His first success happened with a movie The House I Live In co-directed with Yakov Segel. It became one of the 1957 Soviet box office leaders, reaching the 9th place with 28.9 million viewers. Not only it was the first cinema role of the acclaimed Russian actress Zhanna Bolotova, but Kulidzhanov himself also played one of the characters. It was his only big screen role in the entire career. His next film A Home for Tanya turned to be another success and competed for the Palme d'Or at the 1959 Cannes Film Festival.
But his real breakthrough happened with the 1961 drama film When the Trees Were Tall that introduced such actors as Yuri Nikulin, Inna Gulaya, Lyudmila Chursina and Leonid Kuravlyov in their first serious roles. While not as successful with Soviet viewers at the time of release, it turned into a cult classic with years. In 1962 it was also selected for the 1962 Cannes Film Festival. In 1969 Kulidzhanov directed the first Soviet adaptation of the Crime and Punishment novel with many acclaimed Soviet actors involved. Although it failed at the box office and left some of his colleagues unimpressed, it was praised by critics and intelligentsia. The movie was officially selected for the 31st Venice International Film Festival, and the filming crew was awarded with the Vasilyev Brothers State Prize of the RSFSR in 1971.
In 1965 Kulidzhanov was elected as the head of the Union of Cinematographers of the USSR, substituting Ivan Pyryev at this post. As the head of the Union he helped to preserve a lot of films, founded the Cinema Museum and saved the archive of Sergei Eisenstein. He held this position for 20 years straight, up till the scandalous 5th Congress of the Soviet Filmmakers in 1986 when a group of activists started booing the lecturers, accusing Kulidzhanov and other leading directors of «nepotism» and «political conformism» and demanding a reelection of the whole board. All this led to a split, restructuring and a quick demise of the Soviet cinema.
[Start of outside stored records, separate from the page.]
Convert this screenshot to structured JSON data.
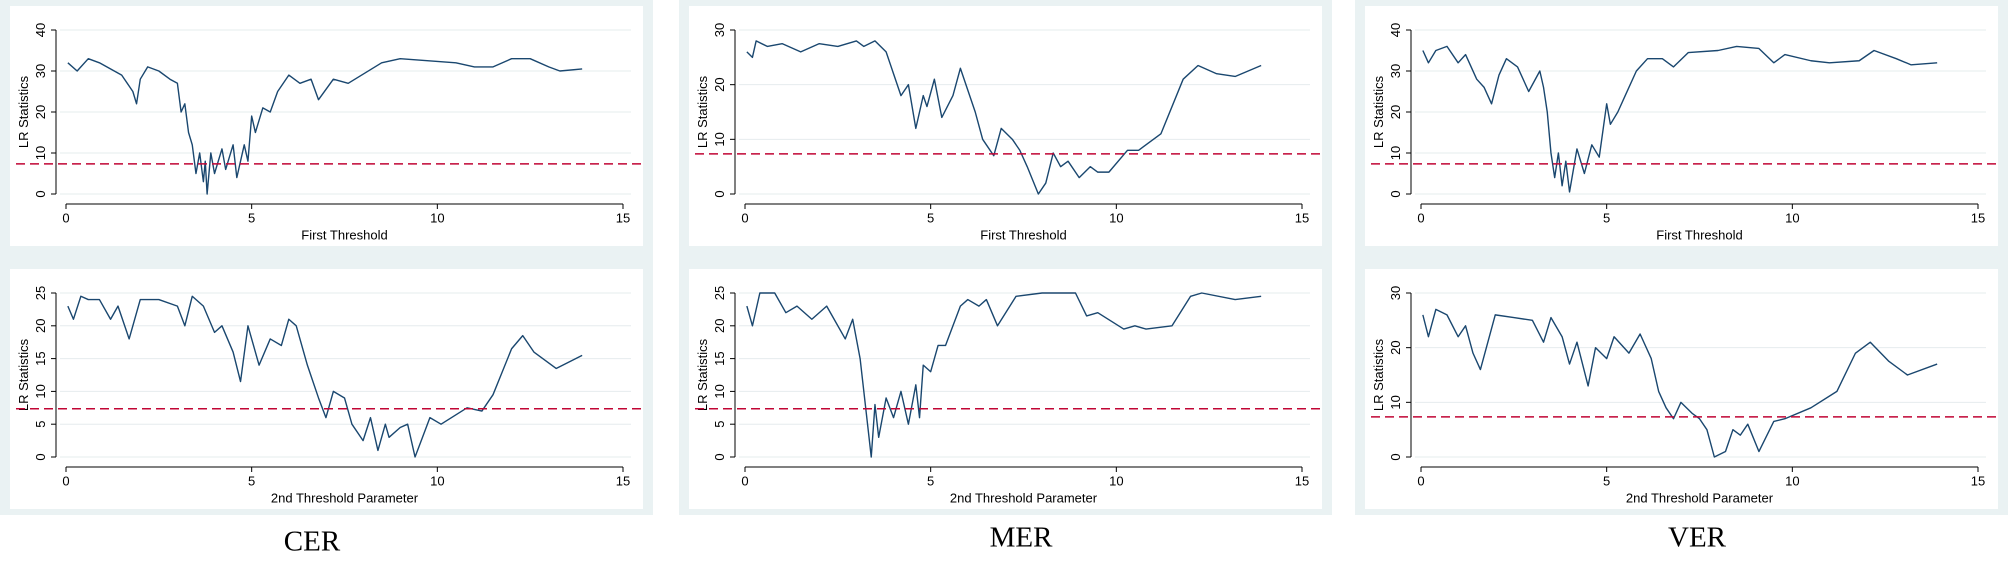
{
  "panel_labels": [
    "CER",
    "MER",
    "VER"
  ],
  "chart_data": [
    {
      "type": "line",
      "x_label": "First Threshold",
      "y_label": "LR Statistics",
      "xlim": [
        0,
        15
      ],
      "ylim": [
        0,
        40
      ],
      "xticks": [
        0,
        5,
        10,
        15
      ],
      "yticks": [
        0,
        10,
        20,
        30,
        40
      ],
      "grid": true,
      "color": "#1a476f",
      "reference_line": {
        "value": 7.35,
        "color": "#c10534",
        "style": "dashed"
      },
      "x": [
        0.05,
        0.3,
        0.6,
        0.9,
        1.1,
        1.3,
        1.5,
        1.8,
        1.9,
        2.0,
        2.2,
        2.5,
        2.8,
        3.0,
        3.1,
        3.2,
        3.3,
        3.4,
        3.5,
        3.6,
        3.7,
        3.75,
        3.8,
        3.9,
        4.0,
        4.2,
        4.3,
        4.5,
        4.6,
        4.8,
        4.9,
        5.0,
        5.1,
        5.3,
        5.5,
        5.7,
        6.0,
        6.3,
        6.6,
        6.8,
        7.2,
        7.6,
        8.5,
        9.0,
        10.5,
        11.0,
        11.5,
        12.0,
        12.5,
        13.0,
        13.3,
        13.9
      ],
      "values": [
        32,
        30,
        33,
        32,
        31,
        30,
        29,
        25,
        22,
        28,
        31,
        30,
        28,
        27,
        20,
        22,
        15,
        12,
        5,
        10,
        3,
        8,
        0,
        10,
        5,
        11,
        6,
        12,
        4,
        12,
        8,
        19,
        15,
        21,
        20,
        25,
        29,
        27,
        28,
        23,
        28,
        27,
        32,
        33,
        32,
        31,
        31,
        33,
        33,
        31,
        30,
        30.5
      ]
    },
    {
      "type": "line",
      "x_label": "2nd Threshold Parameter",
      "y_label": "LR Statistics",
      "xlim": [
        0,
        15
      ],
      "ylim": [
        0,
        25
      ],
      "xticks": [
        0,
        5,
        10,
        15
      ],
      "yticks": [
        0,
        5,
        10,
        15,
        20,
        25
      ],
      "grid": true,
      "color": "#1a476f",
      "reference_line": {
        "value": 7.35,
        "color": "#c10534",
        "style": "dashed"
      },
      "x": [
        0.05,
        0.2,
        0.4,
        0.6,
        0.9,
        1.2,
        1.4,
        1.7,
        2.0,
        2.5,
        3.0,
        3.2,
        3.4,
        3.7,
        4.0,
        4.2,
        4.5,
        4.7,
        4.9,
        5.2,
        5.5,
        5.8,
        6.0,
        6.2,
        6.5,
        6.8,
        7.0,
        7.2,
        7.5,
        7.7,
        8.0,
        8.2,
        8.4,
        8.6,
        8.7,
        9.0,
        9.2,
        9.4,
        9.6,
        9.8,
        10.1,
        10.8,
        11.2,
        11.5,
        12.0,
        12.3,
        12.6,
        13.2,
        13.9
      ],
      "values": [
        23,
        21,
        24.5,
        24,
        24,
        21,
        23,
        18,
        24,
        24,
        23,
        20,
        24.5,
        23,
        19,
        20,
        16,
        11.5,
        20,
        14,
        18,
        17,
        21,
        20,
        14,
        9,
        6,
        10,
        9,
        5,
        2.5,
        6,
        1,
        5,
        3,
        4.5,
        5,
        0,
        3,
        6,
        5,
        7.5,
        7,
        9.5,
        16.5,
        18.5,
        16,
        13.5,
        15.5
      ]
    },
    {
      "type": "line",
      "x_label": "First Threshold",
      "y_label": "LR Statistics",
      "xlim": [
        0,
        15
      ],
      "ylim": [
        0,
        30
      ],
      "xticks": [
        0,
        5,
        10,
        15
      ],
      "yticks": [
        0,
        10,
        20,
        30
      ],
      "grid": true,
      "color": "#1a476f",
      "reference_line": {
        "value": 7.35,
        "color": "#c10534",
        "style": "dashed"
      },
      "x": [
        0.05,
        0.2,
        0.3,
        0.6,
        1.0,
        1.5,
        2.0,
        2.5,
        3.0,
        3.2,
        3.5,
        3.8,
        4.0,
        4.2,
        4.4,
        4.6,
        4.8,
        4.9,
        5.1,
        5.3,
        5.6,
        5.8,
        6.0,
        6.2,
        6.4,
        6.5,
        6.7,
        6.9,
        7.2,
        7.4,
        7.6,
        7.9,
        8.1,
        8.3,
        8.5,
        8.7,
        9.0,
        9.3,
        9.5,
        9.8,
        10.3,
        10.6,
        11.2,
        11.8,
        12.2,
        12.7,
        13.2,
        13.9
      ],
      "values": [
        26,
        25,
        28,
        27,
        27.5,
        26,
        27.5,
        27,
        28,
        27,
        28,
        26,
        22,
        18,
        20,
        12,
        18,
        16,
        21,
        14,
        18,
        23,
        19,
        15,
        10,
        9,
        7,
        12,
        10,
        8,
        5,
        0,
        2,
        7.5,
        5,
        6,
        3,
        5,
        4,
        4,
        8,
        8,
        11,
        21,
        23.5,
        22,
        21.5,
        23.5
      ]
    },
    {
      "type": "line",
      "x_label": "2nd Threshold Parameter",
      "y_label": "LR Statistics",
      "xlim": [
        0,
        15
      ],
      "ylim": [
        0,
        25
      ],
      "xticks": [
        0,
        5,
        10,
        15
      ],
      "yticks": [
        0,
        5,
        10,
        15,
        20,
        25
      ],
      "grid": true,
      "color": "#1a476f",
      "reference_line": {
        "value": 7.35,
        "color": "#c10534",
        "style": "dashed"
      },
      "x": [
        0.05,
        0.2,
        0.4,
        0.8,
        1.1,
        1.4,
        1.8,
        2.2,
        2.4,
        2.7,
        2.9,
        3.1,
        3.2,
        3.3,
        3.4,
        3.5,
        3.6,
        3.8,
        4.0,
        4.2,
        4.4,
        4.6,
        4.7,
        4.8,
        5.0,
        5.2,
        5.4,
        5.6,
        5.8,
        6.0,
        6.3,
        6.5,
        6.8,
        7.3,
        8.0,
        8.9,
        9.2,
        9.5,
        10.2,
        10.5,
        10.8,
        11.5,
        12.0,
        12.3,
        13.2,
        13.9
      ],
      "values": [
        23,
        20,
        25,
        25,
        22,
        23,
        21,
        23,
        21,
        18,
        21,
        15,
        10,
        5,
        0,
        8,
        3,
        9,
        6,
        10,
        5,
        11,
        6,
        14,
        13,
        17,
        17,
        20,
        23,
        24,
        23,
        24,
        20,
        24.5,
        25,
        25,
        21.5,
        22,
        19.5,
        20,
        19.5,
        20,
        24.5,
        25,
        24,
        24.5
      ]
    },
    {
      "type": "line",
      "x_label": "First Threshold",
      "y_label": "LR Statistics",
      "xlim": [
        0,
        15
      ],
      "ylim": [
        0,
        40
      ],
      "xticks": [
        0,
        5,
        10,
        15
      ],
      "yticks": [
        0,
        10,
        20,
        30,
        40
      ],
      "grid": true,
      "color": "#1a476f",
      "reference_line": {
        "value": 7.35,
        "color": "#c10534",
        "style": "dashed"
      },
      "x": [
        0.05,
        0.2,
        0.4,
        0.7,
        1.0,
        1.2,
        1.5,
        1.7,
        1.9,
        2.1,
        2.3,
        2.6,
        2.9,
        3.2,
        3.3,
        3.4,
        3.5,
        3.6,
        3.7,
        3.8,
        3.9,
        4.0,
        4.2,
        4.4,
        4.6,
        4.8,
        5.0,
        5.1,
        5.3,
        5.5,
        5.8,
        6.1,
        6.5,
        6.8,
        7.2,
        8.0,
        8.5,
        9.1,
        9.5,
        9.8,
        10.5,
        11.0,
        11.8,
        12.2,
        12.8,
        13.2,
        13.9
      ],
      "values": [
        35,
        32,
        35,
        36,
        32,
        34,
        28,
        26,
        22,
        29,
        33,
        31,
        25,
        30,
        26,
        20,
        10,
        4,
        10,
        2,
        8,
        0.5,
        11,
        5,
        12,
        9,
        22,
        17,
        20,
        24,
        30,
        33,
        33,
        31,
        34.5,
        35,
        36,
        35.5,
        32,
        34,
        32.5,
        32,
        32.5,
        35,
        33,
        31.5,
        32
      ]
    },
    {
      "type": "line",
      "x_label": "2nd Threshold Parameter",
      "y_label": "LR Statistics",
      "xlim": [
        0,
        15
      ],
      "ylim": [
        0,
        30
      ],
      "xticks": [
        0,
        5,
        10,
        15
      ],
      "yticks": [
        0,
        10,
        20,
        30
      ],
      "grid": true,
      "color": "#1a476f",
      "reference_line": {
        "value": 7.35,
        "color": "#c10534",
        "style": "dashed"
      },
      "x": [
        0.05,
        0.2,
        0.4,
        0.7,
        1.0,
        1.2,
        1.4,
        1.6,
        2.0,
        2.5,
        3.0,
        3.3,
        3.5,
        3.8,
        4.0,
        4.2,
        4.5,
        4.7,
        5.0,
        5.2,
        5.6,
        5.9,
        6.2,
        6.4,
        6.6,
        6.8,
        7.0,
        7.3,
        7.5,
        7.7,
        7.9,
        8.2,
        8.4,
        8.6,
        8.8,
        9.1,
        9.5,
        9.8,
        10.5,
        11.2,
        11.7,
        12.1,
        12.6,
        13.1,
        13.9
      ],
      "values": [
        26,
        22,
        27,
        26,
        22,
        24,
        19,
        16,
        26,
        25.5,
        25,
        21,
        25.5,
        22,
        17,
        21,
        13,
        20,
        18,
        22,
        19,
        22.5,
        18,
        12,
        9,
        7,
        10,
        8,
        7,
        5,
        0,
        1,
        5,
        4,
        6,
        1,
        6.5,
        7,
        9,
        12,
        19,
        21,
        17.5,
        15,
        17
      ]
    }
  ]
}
After Kulidzhanov left the Union, he wasn't able to direct anything up until the 1990s when he made his two final films. Both of them symbolized a return to his earlier days of film making and were written by his wife Natalia Anatolievna Fokina, a professional screenwriter whom he met during the 1940s. They had two sons: Alexandr, a cinematographer, and Sergei, a historian.
Kulidzhanov died on 17 February 2002 and was buried in Moscow at the Kuntsevo Cemetery.